El Gobierno de El Salvador tiene una Dirección de Reconstrucción del Tejido Social. Se supone que el tejido social está roto y hay que reconstruirlo. En otras palabras, se presupone que en el país la cohesión social es escasa y que se debe trabajar desde el Estado para aumentarla. Más allá de lo bien o lo mal que lo esté haciendo la mencionada Dirección, la Comisión Económica para América Latina y el Caribe (Cepal) contempla también en sus estudios y análisis que la falta de cohesión social en nuestros países latinoamericanos es uno de los factores que dificultan el crecimiento económico y lo vuelven más lento. Y entre las causas de esa carencia pone la desigualdad económica y social. Porque, en efecto, cuando la desigualdad es fuerte, crea en muchas personas resentimientos, sospechas de enriquecimientos ilícitos, desconfianzas y sentimientos de marginación y de incapacidad de superar las barreras sociales impuestas desde los privilegios de los sectores con poder económico o social. Con pobres trasladándose hacinados en los buses urbanos y ricos moviéndose en vehículos de 50 mil dólares para arriba, la amistad social, que es base fundamental de cohesión, difícilmente podrá darse. Como tampoco se puede dar el encuentro.

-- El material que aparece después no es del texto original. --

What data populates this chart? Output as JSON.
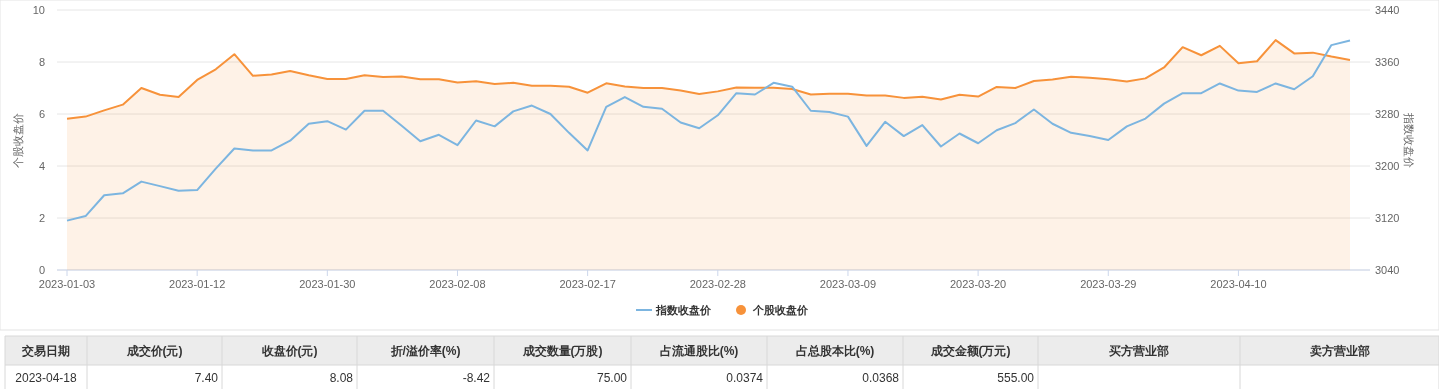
{
  "chart_data": {
    "type": "line",
    "categories": [
      "2023-01-03",
      null,
      null,
      null,
      null,
      null,
      null,
      "2023-01-12",
      null,
      null,
      null,
      null,
      null,
      null,
      "2023-01-30",
      null,
      null,
      null,
      null,
      null,
      null,
      "2023-02-08",
      null,
      null,
      null,
      null,
      null,
      null,
      "2023-02-17",
      null,
      null,
      null,
      null,
      null,
      null,
      "2023-02-28",
      null,
      null,
      null,
      null,
      null,
      null,
      "2023-03-09",
      null,
      null,
      null,
      null,
      null,
      null,
      "2023-03-20",
      null,
      null,
      null,
      null,
      null,
      null,
      "2023-03-29",
      null,
      null,
      null,
      null,
      null,
      null,
      "2023-04-10",
      null,
      null,
      null,
      null,
      null,
      null
    ],
    "ylabel": "个股收盘价",
    "y2label": "指数收盘价",
    "ylim": [
      0,
      10
    ],
    "yticks": [
      0,
      2,
      4,
      6,
      8,
      10
    ],
    "y2lim": [
      3040,
      3440
    ],
    "y2ticks": [
      3040,
      3120,
      3200,
      3280,
      3360,
      3440
    ],
    "grid": "y",
    "legend": "bottom",
    "series": [
      {
        "name": "指数收盘价",
        "axis": "y2",
        "color": "#7cb5e0",
        "values": [
          3116,
          3123,
          3155,
          3158,
          3176,
          3169,
          3162,
          3163,
          3196,
          3227,
          3224,
          3224,
          3239,
          3265,
          3269,
          3256,
          3285,
          3285,
          3262,
          3238,
          3248,
          3232,
          3270,
          3261,
          3284,
          3293,
          3280,
          3251,
          3224,
          3291,
          3306,
          3291,
          3288,
          3267,
          3258,
          3278,
          3312,
          3310,
          3328,
          3322,
          3285,
          3283,
          3276,
          3231,
          3268,
          3246,
          3263,
          3230,
          3250,
          3235,
          3255,
          3266,
          3287,
          3265,
          3251,
          3246,
          3240,
          3261,
          3273,
          3296,
          3312,
          3312,
          3327,
          3316,
          3314,
          3327,
          3318,
          3338,
          3386,
          3393
        ]
      },
      {
        "name": "个股收盘价",
        "type": "area",
        "color": "#f7923a",
        "values": [
          5.82,
          5.9,
          6.14,
          6.36,
          7.0,
          6.74,
          6.65,
          7.31,
          7.72,
          8.3,
          7.47,
          7.52,
          7.65,
          7.49,
          7.35,
          7.35,
          7.49,
          7.42,
          7.44,
          7.34,
          7.34,
          7.21,
          7.26,
          7.15,
          7.2,
          7.09,
          7.09,
          7.05,
          6.82,
          7.18,
          7.06,
          7.0,
          7.0,
          6.9,
          6.77,
          6.87,
          7.02,
          7.01,
          7.01,
          6.96,
          6.75,
          6.78,
          6.78,
          6.71,
          6.71,
          6.62,
          6.66,
          6.56,
          6.74,
          6.67,
          7.04,
          7.0,
          7.27,
          7.33,
          7.43,
          7.39,
          7.34,
          7.25,
          7.37,
          7.79,
          8.57,
          8.26,
          8.62,
          7.95,
          8.03,
          8.84,
          8.33,
          8.36,
          8.21,
          8.08
        ]
      }
    ],
    "annotations": [
      "交易日期",
      "成交价(元)",
      "收盘价(元)",
      "折/溢价率(%)",
      "成交数量(万股)",
      "占流通股比(%)",
      "占总股本比(%)",
      "成交金额(万元)",
      "买方营业部",
      "卖方营业部",
      "2023-04-18",
      "7.40",
      "8.08",
      "-8.42",
      "75.00",
      "0.0374",
      "0.0368",
      "555.00"
    ]
  }
}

Al igual que otros países latinoamericanos, nuestra desigualdad se refleja de un modo grave en los ingresos, en la educación, en el acceso a los servicios de salud, en la vivienda, en las pensiones, en la alimentación, en la capacidad de incidir en la política o de defenderse en los tribunales. Y siendo mayoría los que sufren la desigualdad, es imposible la cohesión social necesaria para el desarrollo y la productividad. El discurso, generalmente bien aprendido por los políticos, puede hablar maravillas sobre la cohesión. Distintas actividades gubernamentales pueden mostrarse, edulcoradas con la adecuada propaganda, como pasos importantes hacia la cohesión social. Pero mientras la desigualdad separe y humille, las personas tenderán a salir adelante como puedan y el discurso no convencerá. Ante la desigualdad, la solidaridad tiende a desaparecer o a limitarse. Se comienzan entonces a repetir las frases consabidas de que primero hay que ver por uno y luego por los demás. El individualismo, ya de por sí fomentado culturalmente, toma en medio de las necesidades generadas por la desigualdad un cariz egoísta y poco colaborativo.

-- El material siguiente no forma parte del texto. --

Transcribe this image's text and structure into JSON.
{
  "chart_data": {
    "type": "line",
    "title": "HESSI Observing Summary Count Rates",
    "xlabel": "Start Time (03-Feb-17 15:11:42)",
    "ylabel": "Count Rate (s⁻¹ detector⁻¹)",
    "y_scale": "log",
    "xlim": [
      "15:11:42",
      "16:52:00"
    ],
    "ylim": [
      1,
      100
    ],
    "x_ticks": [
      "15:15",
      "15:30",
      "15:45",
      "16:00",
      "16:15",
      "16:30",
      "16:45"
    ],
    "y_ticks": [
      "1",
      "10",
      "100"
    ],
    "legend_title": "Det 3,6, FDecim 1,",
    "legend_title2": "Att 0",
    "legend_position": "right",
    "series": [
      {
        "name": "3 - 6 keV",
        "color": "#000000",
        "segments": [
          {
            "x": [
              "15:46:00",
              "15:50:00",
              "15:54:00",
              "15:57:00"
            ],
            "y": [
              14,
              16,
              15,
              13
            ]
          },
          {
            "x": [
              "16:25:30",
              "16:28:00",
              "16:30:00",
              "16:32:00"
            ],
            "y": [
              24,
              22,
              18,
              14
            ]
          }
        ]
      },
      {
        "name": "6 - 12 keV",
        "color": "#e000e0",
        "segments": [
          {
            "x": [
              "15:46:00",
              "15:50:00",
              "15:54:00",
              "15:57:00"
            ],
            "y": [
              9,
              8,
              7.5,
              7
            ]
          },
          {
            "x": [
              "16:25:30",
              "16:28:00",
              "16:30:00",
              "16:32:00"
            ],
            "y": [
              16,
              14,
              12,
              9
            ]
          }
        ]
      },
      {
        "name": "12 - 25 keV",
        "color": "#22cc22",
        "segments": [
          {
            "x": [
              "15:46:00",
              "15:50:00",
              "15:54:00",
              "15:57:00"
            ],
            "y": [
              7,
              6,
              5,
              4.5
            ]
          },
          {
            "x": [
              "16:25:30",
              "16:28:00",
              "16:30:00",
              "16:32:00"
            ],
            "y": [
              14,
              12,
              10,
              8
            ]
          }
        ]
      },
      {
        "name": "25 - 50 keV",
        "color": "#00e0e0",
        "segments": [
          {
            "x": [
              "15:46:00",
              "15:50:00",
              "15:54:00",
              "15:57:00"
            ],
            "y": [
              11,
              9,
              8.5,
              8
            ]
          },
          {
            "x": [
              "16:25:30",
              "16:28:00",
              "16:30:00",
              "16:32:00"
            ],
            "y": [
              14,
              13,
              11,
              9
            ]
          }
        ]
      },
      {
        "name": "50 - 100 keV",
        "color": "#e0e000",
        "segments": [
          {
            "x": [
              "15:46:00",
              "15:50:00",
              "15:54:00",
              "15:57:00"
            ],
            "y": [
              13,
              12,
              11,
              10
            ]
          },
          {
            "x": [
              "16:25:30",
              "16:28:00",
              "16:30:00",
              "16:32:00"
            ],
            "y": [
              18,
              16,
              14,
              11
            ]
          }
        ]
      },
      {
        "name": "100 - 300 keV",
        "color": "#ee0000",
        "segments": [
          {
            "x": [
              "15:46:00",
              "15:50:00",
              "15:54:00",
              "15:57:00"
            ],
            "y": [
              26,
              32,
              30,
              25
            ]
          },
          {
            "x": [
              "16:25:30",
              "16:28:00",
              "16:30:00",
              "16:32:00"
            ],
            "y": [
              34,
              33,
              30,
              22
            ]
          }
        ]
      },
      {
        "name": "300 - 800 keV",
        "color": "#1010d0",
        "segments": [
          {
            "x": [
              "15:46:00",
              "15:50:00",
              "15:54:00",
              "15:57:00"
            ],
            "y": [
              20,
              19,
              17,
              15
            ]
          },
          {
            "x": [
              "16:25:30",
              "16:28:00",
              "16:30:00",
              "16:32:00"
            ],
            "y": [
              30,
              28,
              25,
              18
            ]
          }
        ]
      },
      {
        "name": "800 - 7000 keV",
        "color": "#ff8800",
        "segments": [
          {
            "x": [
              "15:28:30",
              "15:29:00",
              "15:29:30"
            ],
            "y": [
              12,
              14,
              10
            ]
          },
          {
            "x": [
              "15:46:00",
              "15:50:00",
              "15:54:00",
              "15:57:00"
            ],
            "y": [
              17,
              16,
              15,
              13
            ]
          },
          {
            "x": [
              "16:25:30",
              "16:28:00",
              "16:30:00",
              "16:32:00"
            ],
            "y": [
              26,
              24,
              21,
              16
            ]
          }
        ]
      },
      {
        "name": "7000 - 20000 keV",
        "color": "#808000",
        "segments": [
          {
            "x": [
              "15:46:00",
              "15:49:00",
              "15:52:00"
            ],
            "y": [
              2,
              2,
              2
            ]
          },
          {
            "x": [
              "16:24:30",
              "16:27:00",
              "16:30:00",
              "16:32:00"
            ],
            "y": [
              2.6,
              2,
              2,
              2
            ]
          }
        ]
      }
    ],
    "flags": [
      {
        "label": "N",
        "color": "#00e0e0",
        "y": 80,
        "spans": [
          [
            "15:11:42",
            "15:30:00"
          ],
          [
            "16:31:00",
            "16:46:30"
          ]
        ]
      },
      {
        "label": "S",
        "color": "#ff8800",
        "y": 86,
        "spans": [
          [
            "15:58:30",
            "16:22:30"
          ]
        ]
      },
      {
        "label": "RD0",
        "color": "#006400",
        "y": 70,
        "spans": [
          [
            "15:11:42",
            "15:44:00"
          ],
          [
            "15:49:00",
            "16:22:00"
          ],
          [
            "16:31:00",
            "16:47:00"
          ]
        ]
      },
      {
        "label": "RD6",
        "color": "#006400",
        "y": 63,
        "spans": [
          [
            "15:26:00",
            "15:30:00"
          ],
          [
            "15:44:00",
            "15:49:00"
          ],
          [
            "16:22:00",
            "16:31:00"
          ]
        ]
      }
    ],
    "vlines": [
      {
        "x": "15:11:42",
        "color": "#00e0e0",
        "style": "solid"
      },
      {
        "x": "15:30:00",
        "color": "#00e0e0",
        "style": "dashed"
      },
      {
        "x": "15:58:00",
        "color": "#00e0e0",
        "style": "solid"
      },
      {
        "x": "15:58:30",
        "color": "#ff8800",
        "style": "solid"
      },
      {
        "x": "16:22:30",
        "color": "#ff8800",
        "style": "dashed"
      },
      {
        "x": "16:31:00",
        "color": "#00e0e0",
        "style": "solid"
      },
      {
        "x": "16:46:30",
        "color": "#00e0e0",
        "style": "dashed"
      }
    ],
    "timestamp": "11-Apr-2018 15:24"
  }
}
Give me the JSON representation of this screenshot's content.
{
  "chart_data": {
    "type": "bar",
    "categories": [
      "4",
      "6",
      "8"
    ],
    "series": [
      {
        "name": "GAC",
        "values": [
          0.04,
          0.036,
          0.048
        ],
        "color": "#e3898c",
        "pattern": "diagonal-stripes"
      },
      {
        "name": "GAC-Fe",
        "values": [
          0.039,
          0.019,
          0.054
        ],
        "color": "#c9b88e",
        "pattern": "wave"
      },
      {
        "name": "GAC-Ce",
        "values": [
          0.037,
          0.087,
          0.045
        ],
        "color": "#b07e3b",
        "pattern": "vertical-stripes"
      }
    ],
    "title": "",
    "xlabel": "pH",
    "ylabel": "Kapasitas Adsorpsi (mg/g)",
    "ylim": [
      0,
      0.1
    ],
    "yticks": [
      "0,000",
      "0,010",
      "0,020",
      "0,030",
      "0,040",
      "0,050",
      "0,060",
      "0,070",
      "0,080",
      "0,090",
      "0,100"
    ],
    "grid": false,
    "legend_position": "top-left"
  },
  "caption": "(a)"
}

La desigualdad provocó en El Salvador una guerra civil. Y a pesar de que a lo largo de este siglo XXI hubo algunas pequeñas reducciones de las diferencias económicas, fundamentalmente después de los Acuerdos de Paz, la desigualdad ha vuelto a crecer y ha continuado en niveles graves sin que se hayan encontrado caminos para una superación seria y continuada de la misma. Nos conformamos con triunfos individuales, como si eso solucionara los problemas. Sabemos que la desigualdad no provocará una nueva guerra porque la gente quedó harta de la crueldad. Y tampoco existe un campesinado masivo, como en aquellos años, que sufría una opresión feroz y que tenía una profunda cultura comunitaria. Hoy, con el capitalismo consumista voraz que domina nuestro país, lo que ha quedado es la falsa cultura del “sálvese quien pueda”. Frente a ello, solo la conciencia de nuestro estancamiento a causa de la desigualdad podrá sacarnos adelante. Conciencia e inversión en la gente.

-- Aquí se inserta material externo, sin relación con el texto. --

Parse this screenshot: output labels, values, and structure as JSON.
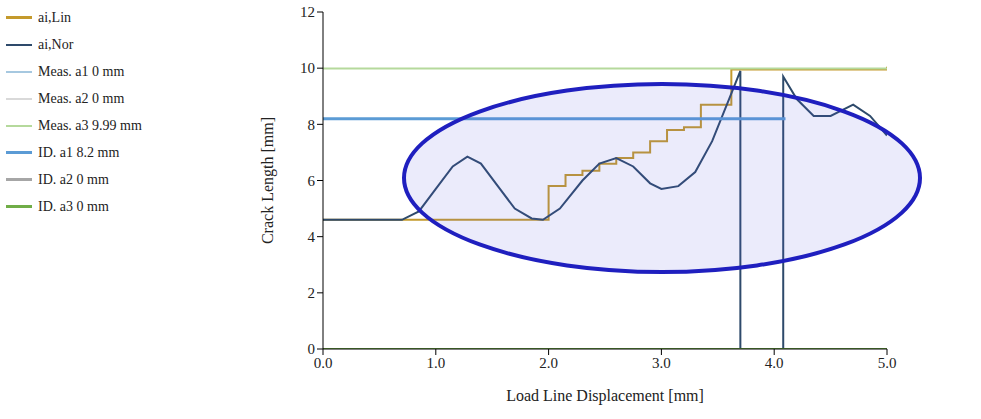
{
  "chart_data": {
    "type": "line",
    "x_label": "Load Line Displacement [mm]",
    "y_label": "Crack Length [mm]",
    "xlim": [
      0,
      5
    ],
    "xticks": [
      {
        "value": 0,
        "label": "0.0"
      },
      {
        "value": 1,
        "label": "1.0"
      },
      {
        "value": 2,
        "label": "2.0"
      },
      {
        "value": 3,
        "label": "3.0"
      },
      {
        "value": 4,
        "label": "4.0"
      },
      {
        "value": 5,
        "label": "5.0"
      }
    ],
    "ylim": [
      0,
      12
    ],
    "yticks": [
      0,
      2,
      4,
      6,
      8,
      10,
      12
    ],
    "grid": false,
    "legend": "left",
    "series": [
      {
        "name": "ai,Lin",
        "color": "#c49a2c",
        "line_style": "step",
        "x": [
          0,
          2.0,
          2.15,
          2.3,
          2.45,
          2.6,
          2.75,
          2.9,
          3.05,
          3.2,
          3.35,
          3.5,
          3.62,
          5.0
        ],
        "values": [
          4.6,
          5.8,
          6.2,
          6.35,
          6.6,
          6.8,
          7.0,
          7.4,
          7.8,
          7.9,
          8.7,
          8.7,
          9.95,
          10.05
        ]
      },
      {
        "name": "ai,Nor",
        "color": "#2e4a6b",
        "line_style": "solid",
        "x": [
          0,
          0.7,
          0.85,
          1.0,
          1.15,
          1.28,
          1.4,
          1.55,
          1.7,
          1.85,
          1.95,
          2.1,
          2.3,
          2.45,
          2.6,
          2.75,
          2.9,
          3.0,
          3.15,
          3.3,
          3.45,
          3.6,
          3.7,
          3.7,
          4.08,
          4.08,
          4.2,
          4.35,
          4.5,
          4.7,
          4.85,
          5.0
        ],
        "values": [
          4.6,
          4.6,
          4.9,
          5.7,
          6.5,
          6.85,
          6.6,
          5.8,
          5.0,
          4.65,
          4.6,
          5.0,
          6.0,
          6.6,
          6.8,
          6.5,
          5.9,
          5.7,
          5.8,
          6.3,
          7.4,
          8.9,
          9.9,
          0,
          0,
          9.7,
          8.9,
          8.3,
          8.3,
          8.7,
          8.3,
          7.6
        ]
      },
      {
        "name": "Meas. a1 0 mm",
        "color": "#a6c8e0",
        "line_style": "solid",
        "x": [
          0,
          5
        ],
        "values": [
          0,
          0
        ]
      },
      {
        "name": "Meas. a2 0 mm",
        "color": "#d9d9d9",
        "line_style": "solid",
        "x": [
          0,
          5
        ],
        "values": [
          0,
          0
        ]
      },
      {
        "name": "Meas. a3 9.99 mm",
        "color": "#b5d99c",
        "line_style": "solid",
        "x": [
          0,
          5
        ],
        "values": [
          9.99,
          9.99
        ]
      },
      {
        "name": "ID. a1 8.2 mm",
        "color": "#5b9bd5",
        "line_style": "solid",
        "x": [
          0,
          4.1
        ],
        "values": [
          8.2,
          8.2
        ]
      },
      {
        "name": "ID. a2 0 mm",
        "color": "#a6a6a6",
        "line_style": "solid",
        "x": [
          0,
          5
        ],
        "values": [
          0,
          0
        ]
      },
      {
        "name": "ID. a3 0 mm",
        "color": "#70ad47",
        "line_style": "solid",
        "x": [
          0,
          5
        ],
        "values": [
          0,
          0
        ]
      }
    ]
  }
}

Para los millonarios como el señor Kriete, es muy fácil decir que todo está bien en El Salvador. Pero para los ancianos sin pensión (el 75% de los que tienen más de 60 años) o para los comerciantes informales, la cuestión es más difícil. El subempleo continúa siendo una lacra y el sistema educativo no prepara para los desafíos del futuro inmediato. La prevención del desastre, aunque haya mejorado, y no solo en este Gobierno, no está lista para proteger a los pobres de las desgracias cada vez más cercanas de un futuro de cambio climático que los poderosos no parecen temer. Invertir más y con seriedad en las mayorías pobres o vulnerables es el único camino.